Photo of José Rafael Campino

Biotechnology & medicine

José Rafael Campino

Saving lives by reducing occupational and traffic accidents with fatigue-detecting AI.

Year Honored

Gauss Control

Latin America

Every year more than 2.78 million people die worldwide due to occupational accidents or work-related illnesses. In addition, nearly 374 million non-fatal injuries related to the work environment occur each year. Poor health and safety practices cause losses equivalent to 3.94% of the global Gross Domestic Product. All these data from the International Labor Organization indicate that death in the workplace is a harsh reality. 

"Human error is behind 94% of road accidents and 80% of occupational injuries," warns the young Chilean engineer José Rafael Campino. Aware of the responsibility of people in these types of fatalities, he set out to use technology to reduce these accidents. This gave rise to Gauss Control, a piece of artificial intelligence (AI) software capable of detecting fatigue in workers and preventing and reducing accidents due to human error. Thanks to this breakthrough, Campino has been named as one of the winners of MIT Technology Review in Spanish's Innovators Under 35 Latin America 2020.

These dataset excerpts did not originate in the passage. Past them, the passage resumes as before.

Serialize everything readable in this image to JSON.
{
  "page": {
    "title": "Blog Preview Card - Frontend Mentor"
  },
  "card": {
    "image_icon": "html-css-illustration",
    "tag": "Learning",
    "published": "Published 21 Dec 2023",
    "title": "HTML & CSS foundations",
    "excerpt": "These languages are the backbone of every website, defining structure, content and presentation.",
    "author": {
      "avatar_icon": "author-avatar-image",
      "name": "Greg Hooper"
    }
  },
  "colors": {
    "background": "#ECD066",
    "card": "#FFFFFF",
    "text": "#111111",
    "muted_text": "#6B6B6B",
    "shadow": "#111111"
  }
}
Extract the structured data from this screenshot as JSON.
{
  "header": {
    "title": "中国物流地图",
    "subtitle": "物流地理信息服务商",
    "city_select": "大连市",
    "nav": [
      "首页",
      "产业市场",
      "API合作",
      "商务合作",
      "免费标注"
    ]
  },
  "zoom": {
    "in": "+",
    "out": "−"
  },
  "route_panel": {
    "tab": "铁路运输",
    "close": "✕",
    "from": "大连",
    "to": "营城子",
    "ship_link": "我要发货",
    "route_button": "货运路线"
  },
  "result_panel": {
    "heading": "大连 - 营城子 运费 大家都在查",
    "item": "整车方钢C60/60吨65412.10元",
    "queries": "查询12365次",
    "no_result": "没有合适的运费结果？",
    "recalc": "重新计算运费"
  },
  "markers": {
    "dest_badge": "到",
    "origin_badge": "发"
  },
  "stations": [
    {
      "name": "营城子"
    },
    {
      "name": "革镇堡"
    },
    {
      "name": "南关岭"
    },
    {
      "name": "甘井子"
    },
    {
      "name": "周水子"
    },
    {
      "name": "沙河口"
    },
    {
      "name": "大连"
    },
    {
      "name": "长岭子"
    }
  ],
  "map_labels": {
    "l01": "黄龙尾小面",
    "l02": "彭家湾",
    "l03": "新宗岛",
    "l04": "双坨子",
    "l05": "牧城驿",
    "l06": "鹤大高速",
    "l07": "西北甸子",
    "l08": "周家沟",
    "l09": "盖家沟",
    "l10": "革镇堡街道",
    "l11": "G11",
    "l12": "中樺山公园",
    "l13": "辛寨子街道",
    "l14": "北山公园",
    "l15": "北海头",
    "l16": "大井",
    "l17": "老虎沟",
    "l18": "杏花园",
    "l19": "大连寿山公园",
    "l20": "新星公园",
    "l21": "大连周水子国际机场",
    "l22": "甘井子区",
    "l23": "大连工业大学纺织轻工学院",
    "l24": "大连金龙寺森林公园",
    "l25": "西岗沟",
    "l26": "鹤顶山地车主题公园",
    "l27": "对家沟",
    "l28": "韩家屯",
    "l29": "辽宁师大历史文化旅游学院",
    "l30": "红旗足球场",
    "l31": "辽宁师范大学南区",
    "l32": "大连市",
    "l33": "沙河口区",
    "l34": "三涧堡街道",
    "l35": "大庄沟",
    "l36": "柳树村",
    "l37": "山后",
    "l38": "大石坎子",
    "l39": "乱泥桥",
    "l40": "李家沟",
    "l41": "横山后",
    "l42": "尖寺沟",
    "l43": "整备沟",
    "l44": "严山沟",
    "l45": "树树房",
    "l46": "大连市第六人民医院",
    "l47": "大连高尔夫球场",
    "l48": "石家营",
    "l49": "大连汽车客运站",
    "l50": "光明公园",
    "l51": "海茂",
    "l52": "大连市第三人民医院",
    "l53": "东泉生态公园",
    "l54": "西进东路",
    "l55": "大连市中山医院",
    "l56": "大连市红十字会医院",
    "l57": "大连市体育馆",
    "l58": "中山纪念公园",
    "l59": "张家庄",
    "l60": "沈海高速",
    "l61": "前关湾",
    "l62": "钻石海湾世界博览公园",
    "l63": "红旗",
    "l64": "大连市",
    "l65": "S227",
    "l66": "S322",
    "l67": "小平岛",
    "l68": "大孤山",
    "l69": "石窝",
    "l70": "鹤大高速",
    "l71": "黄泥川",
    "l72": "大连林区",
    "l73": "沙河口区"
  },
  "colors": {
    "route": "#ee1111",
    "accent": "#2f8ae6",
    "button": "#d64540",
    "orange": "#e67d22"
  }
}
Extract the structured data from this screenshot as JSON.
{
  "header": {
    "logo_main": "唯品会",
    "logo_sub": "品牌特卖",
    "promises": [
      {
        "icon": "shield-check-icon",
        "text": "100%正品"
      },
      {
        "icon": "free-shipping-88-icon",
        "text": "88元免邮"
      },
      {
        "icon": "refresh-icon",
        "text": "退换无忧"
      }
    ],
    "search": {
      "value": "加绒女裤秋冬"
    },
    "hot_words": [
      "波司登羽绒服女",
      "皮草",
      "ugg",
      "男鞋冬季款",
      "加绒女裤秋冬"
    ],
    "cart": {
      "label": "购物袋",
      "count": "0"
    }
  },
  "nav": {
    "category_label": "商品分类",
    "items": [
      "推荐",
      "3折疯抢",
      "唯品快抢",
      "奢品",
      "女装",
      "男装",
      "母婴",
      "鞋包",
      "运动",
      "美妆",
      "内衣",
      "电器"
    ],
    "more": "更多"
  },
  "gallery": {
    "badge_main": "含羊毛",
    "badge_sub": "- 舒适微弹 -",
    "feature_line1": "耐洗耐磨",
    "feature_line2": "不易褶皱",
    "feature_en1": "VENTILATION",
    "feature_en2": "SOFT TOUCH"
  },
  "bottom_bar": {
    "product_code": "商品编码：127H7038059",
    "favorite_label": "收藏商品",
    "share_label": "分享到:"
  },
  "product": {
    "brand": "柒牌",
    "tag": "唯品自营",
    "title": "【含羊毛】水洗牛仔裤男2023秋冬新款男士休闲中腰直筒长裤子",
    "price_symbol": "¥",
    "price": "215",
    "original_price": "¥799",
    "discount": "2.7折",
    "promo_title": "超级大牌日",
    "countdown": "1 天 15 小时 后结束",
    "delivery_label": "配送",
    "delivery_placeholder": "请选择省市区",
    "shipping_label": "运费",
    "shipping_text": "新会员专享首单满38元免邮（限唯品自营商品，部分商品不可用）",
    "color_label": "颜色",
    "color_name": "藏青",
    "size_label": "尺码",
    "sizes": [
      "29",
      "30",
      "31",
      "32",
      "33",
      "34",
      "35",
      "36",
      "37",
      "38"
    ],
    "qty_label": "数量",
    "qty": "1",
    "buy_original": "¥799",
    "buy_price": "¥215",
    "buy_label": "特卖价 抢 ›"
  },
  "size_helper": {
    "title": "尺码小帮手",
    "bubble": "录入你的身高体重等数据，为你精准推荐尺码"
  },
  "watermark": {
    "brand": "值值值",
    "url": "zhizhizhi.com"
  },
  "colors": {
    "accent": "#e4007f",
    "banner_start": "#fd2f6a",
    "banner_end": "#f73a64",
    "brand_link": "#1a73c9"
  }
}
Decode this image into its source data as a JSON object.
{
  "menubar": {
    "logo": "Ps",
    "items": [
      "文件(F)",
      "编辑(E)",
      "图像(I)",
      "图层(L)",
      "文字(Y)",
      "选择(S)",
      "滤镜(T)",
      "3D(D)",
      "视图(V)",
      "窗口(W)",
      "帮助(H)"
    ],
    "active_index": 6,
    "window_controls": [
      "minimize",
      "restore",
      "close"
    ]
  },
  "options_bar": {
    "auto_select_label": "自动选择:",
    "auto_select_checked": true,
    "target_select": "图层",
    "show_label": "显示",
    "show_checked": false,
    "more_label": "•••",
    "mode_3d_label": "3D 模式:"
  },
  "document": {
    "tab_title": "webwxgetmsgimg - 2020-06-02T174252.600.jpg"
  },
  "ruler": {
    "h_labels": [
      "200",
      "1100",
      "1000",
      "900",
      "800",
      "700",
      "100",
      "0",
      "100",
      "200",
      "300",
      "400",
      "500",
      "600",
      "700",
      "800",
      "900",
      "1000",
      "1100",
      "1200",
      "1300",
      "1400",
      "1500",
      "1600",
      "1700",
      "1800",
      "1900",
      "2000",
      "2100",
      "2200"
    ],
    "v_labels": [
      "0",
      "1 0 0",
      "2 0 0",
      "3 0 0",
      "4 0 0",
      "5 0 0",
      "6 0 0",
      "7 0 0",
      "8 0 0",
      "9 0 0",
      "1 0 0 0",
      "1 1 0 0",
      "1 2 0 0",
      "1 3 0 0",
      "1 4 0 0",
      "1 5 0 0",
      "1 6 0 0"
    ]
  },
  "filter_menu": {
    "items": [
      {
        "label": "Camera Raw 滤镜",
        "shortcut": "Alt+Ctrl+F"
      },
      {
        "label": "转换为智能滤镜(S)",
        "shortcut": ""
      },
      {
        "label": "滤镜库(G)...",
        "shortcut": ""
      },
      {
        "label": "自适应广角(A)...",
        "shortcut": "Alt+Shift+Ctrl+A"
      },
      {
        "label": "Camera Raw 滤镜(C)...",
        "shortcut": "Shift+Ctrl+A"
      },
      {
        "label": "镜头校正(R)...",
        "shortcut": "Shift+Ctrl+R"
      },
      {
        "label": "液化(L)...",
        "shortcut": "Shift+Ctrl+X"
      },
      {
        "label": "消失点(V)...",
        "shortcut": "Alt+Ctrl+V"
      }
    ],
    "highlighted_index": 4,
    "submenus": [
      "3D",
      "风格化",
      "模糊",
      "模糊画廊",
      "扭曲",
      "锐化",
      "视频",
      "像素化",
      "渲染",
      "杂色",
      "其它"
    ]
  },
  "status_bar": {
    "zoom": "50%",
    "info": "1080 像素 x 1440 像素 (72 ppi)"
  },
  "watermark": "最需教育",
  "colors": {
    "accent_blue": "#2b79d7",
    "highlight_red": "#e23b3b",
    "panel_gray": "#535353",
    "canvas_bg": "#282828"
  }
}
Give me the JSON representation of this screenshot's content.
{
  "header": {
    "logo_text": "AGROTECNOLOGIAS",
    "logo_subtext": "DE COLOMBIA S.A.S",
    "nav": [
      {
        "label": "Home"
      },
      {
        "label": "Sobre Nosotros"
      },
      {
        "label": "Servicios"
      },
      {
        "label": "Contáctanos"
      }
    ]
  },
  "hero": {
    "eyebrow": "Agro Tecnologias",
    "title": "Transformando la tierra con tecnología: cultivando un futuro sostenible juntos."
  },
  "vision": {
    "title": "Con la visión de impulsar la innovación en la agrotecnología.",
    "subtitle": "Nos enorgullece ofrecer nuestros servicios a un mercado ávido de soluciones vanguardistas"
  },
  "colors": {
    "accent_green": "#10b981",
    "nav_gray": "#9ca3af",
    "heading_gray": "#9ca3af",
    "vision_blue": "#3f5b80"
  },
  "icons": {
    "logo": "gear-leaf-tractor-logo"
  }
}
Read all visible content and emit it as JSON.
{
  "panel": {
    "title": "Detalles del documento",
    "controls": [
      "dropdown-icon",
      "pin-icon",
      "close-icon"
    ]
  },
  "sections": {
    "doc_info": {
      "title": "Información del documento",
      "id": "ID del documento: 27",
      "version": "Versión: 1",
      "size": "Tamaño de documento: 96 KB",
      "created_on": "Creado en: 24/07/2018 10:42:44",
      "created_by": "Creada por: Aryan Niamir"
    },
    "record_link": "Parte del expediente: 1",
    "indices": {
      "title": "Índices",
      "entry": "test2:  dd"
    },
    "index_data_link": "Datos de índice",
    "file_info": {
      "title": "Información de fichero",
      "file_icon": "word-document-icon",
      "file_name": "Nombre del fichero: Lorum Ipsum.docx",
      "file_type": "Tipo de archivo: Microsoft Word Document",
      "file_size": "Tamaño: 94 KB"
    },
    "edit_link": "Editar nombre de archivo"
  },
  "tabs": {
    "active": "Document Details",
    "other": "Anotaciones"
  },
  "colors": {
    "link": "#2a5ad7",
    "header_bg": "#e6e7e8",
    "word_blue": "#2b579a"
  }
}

To train the algorithm, the young man explains that he collected data from many sources, such as sensors, telemetry and GPS, in order to reduce accidents thanks to AI. His software reduces the risk of fatigue for drivers of heavy vehicles. When the algorithm detects certain patterns that indicate the onset of fatigue, it issues a diagnosis and provides solutions to reduce the risk. According to Campino, 

"Our artificial intelligence predicts more than 70% of the fatigue events" responsible for many of the human failures that cause accidents. 

But, in addition to saving lives, his software also helps to protect ecosystems, since "90% of spills, such as the Deepwater Horizon oil spill in the Gulf of Mexico, are also the result of human error," he adds. Finally, he explains that since those who die in industrial accidents are often those who "have fewer resources," his initiative also has a positive impact on social justice. "Without that person, their family is destroyed," laments Campino. 

And the advantages don't end there. Gauss Control achieves an improvement in workers' performance by reducing the mistakes they make. In this way, companies see an increase in their profit rate not only because of the reduction in work-related accidents but also because of higher productivity. 

Gauss Control has been implemented in some of the world's most important mining and fuel companies that operate in Chile and Peru. Campino says these companies have managed to halve their accident rate. The software currently protects more than 10,000 workers every day. He now wants to expand Gauss Control in Latin America, the United States, and Australia. 

The CEO of Viktoys (Peru), Víctor Freundt, who is also a member of the Innovators under 35 Latin America 2020 jury, agrees that it is "a tool that makes it possible to take care of lives, as well as to avoid possible expenses in companies, reducing human errors." According to the expert, it is a "very interesting innovation because it uses information analysis to avoid accidents and human errors due to fatigue."